Только сейчас Валентин почувствовал, что левая щека у него покрыта чем-то липким. Он провел ладонью по щеке, на ней осталась кровь. Ощупывая пальцами лицо, Валя обнаружил опухшую левую бровь, с которой по обеим, сторонам от глаза вниз текла кровь.
– Не знаю пока, кажется, бровь разбил, – ответил Валя, пытаясь вспомнить, когда это произошло.
– Потом посмотрим, – через плечо бросил ему друг.
– Молодцы! – услышал Валентин голос старшины. – Справа по одному в расположение бегом марш, – скомандовал он.
Валя пошел обратно в школу прапорщиков сдавать рацию. Правая нога в щиколотке при каждом шаге отдавала острой болью. «Как теперь бег сдавать, – грустно думал Валентин. – Была бы заморозка, которой командный врач замораживал ушибы и вывихи, полученные в хоккее, можно было попробовать добежать, а так, скорее всего, вариантов нет».
Проходя мимо спортзала, Валя обнаружил, что после падения он по инерции проехал по льду около семи – восьми метров, изрядно поцарапав его бляхой ремня и автоматом. «Со стороны, наверное, феерично смотрелся мой полет», – улыбнувшись, подумал он.
– Нормально ты приложился, – будто прочитав его мысли, смехом встретил Валентина куривший на крыльце прапорщик. – Я думал, ты вообще не встанешь. А ты молодец, ковыляешь еще. С мордой-то что? – спросил он, когда Валя поднялся на крыльцо под свет фонаря.

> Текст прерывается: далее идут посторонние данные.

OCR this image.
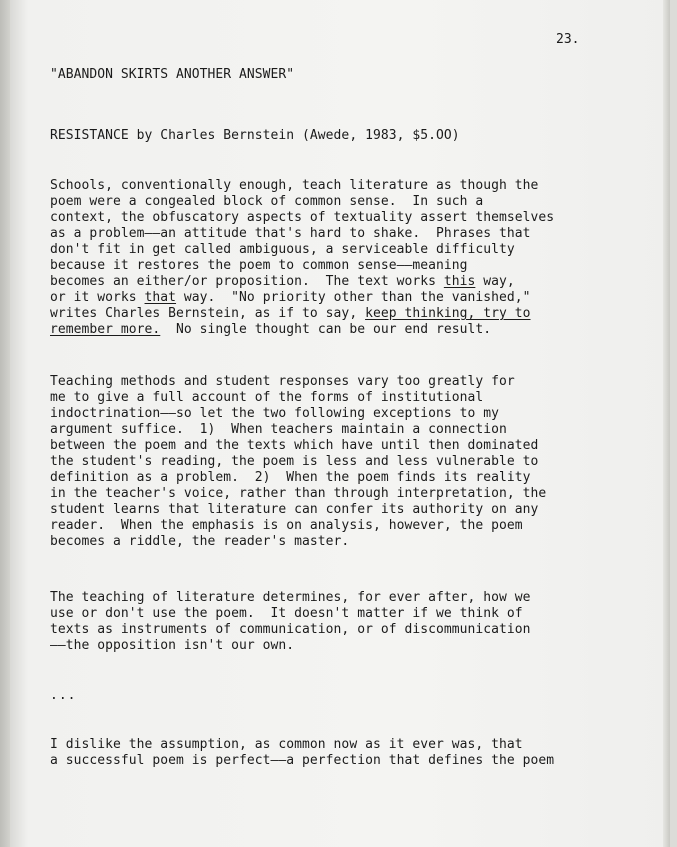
23.
"ABANDON SKIRTS ANOTHER ANSWER"
RESISTANCE by Charles Bernstein (Awede, 1983, $5.OO)
Schools, conventionally enough, teach literature as though the
poem were a congealed block of common sense.  In such a
context, the obfuscatory aspects of textuality assert themselves
as a problem——an attitude that's hard to shake.  Phrases that
don't fit in get called ambiguous, a serviceable difficulty
because it restores the poem to common sense——meaning
becomes an either/or proposition.  The text works this way,
or it works that way.  "No priority other than the vanished,"
writes Charles Bernstein, as if to say, keep thinking, try to
remember more.  No single thought can be our end result.
Teaching methods and student responses vary too greatly for
me to give a full account of the forms of institutional
indoctrination——so let the two following exceptions to my
argument suffice.  1)  When teachers maintain a connection
between the poem and the texts which have until then dominated
the student's reading, the poem is less and less vulnerable to
definition as a problem.  2)  When the poem finds its reality
in the teacher's voice, rather than through interpretation, the
student learns that literature can confer its authority on any
reader.  When the emphasis is on analysis, however, the poem
becomes a riddle, the reader's master.
The teaching of literature determines, for ever after, how we
use or don't use the poem.  It doesn't matter if we think of
texts as instruments of communication, or of discommunication
——the opposition isn't our own.
...
I dislike the assumption, as common now as it ever was, that
a successful poem is perfect——a perfection that defines the poem
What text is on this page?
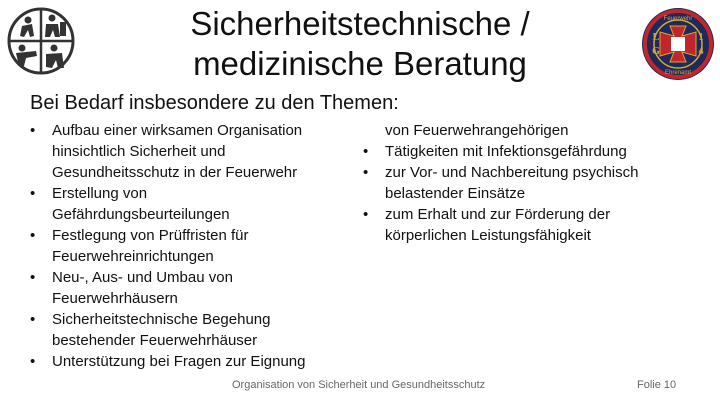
Sicherheitstechnische /
medizinische Beratung
Feuerwehr
Ehrenamt
L
G
1
4
Bei Bedarf insbesondere zu den Themen:
•	Aufbau einer wirksamen Organisation
hinsichtlich Sicherheit und
Gesundheitsschutz in der Feuerwehr
•	Erstellung von
Gefährdungsbeurteilungen
•	Festlegung von Prüffristen für
Feuerwehreinrichtungen
•	Neu-, Aus- und Umbau von
Feuerwehrhäusern
•	Sicherheitstechnische Begehung
bestehender Feuerwehrhäuser
•	Unterstützung bei Fragen zur Eignung
von Feuerwehrangehörigen
•	Tätigkeiten mit Infektionsgefährdung
•	zur Vor- und Nachbereitung psychisch
belastender Einsätze
•	zum Erhalt und zur Förderung der
körperlichen Leistungsfähigkeit
Organisation von Sicherheit und Gesundheitsschutz	Folie 10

– Не знаю. В роту приду, посмотрю. А что, заметно? – спросил он прапорщика, ставя в угол тяжелую радиостанцию.
– Ну, ты даешь! Вся морда в крови, а он спрашивает, заметно или нет. Иди, умойся хоть! А то Мурзилка сейчас увидит, его сразу кондратий хватит.
«Мурзилкой» за глаза курсанты прозвали начальника полковой школы подполковника Зюляева. Прозвище прилепилось к офицеру за его гражданский наряд, в котором он приезжал на службу и возвращался домой. Будучи невысокого роста и склонным к полноте, подполковник носил светлый укороченный плащик и смешной черный беретик с петелькой посередине. Со стороны в этом наряде Зюляев выглядел как интеллигент-художник, но кто-то из курсантов ловко подметил, что он как две капли воды похож на мультяшного героя, корреспондента Мурзилку. С того дня прозвище навсегда приклеилось к подполковнику.
– А где можно умыться? – спросил Валя.
– Там, по коридору, в конце справа, – пропуская курсанта внутрь и докуривая сигарету, махнул в глубину помещения прапорщик.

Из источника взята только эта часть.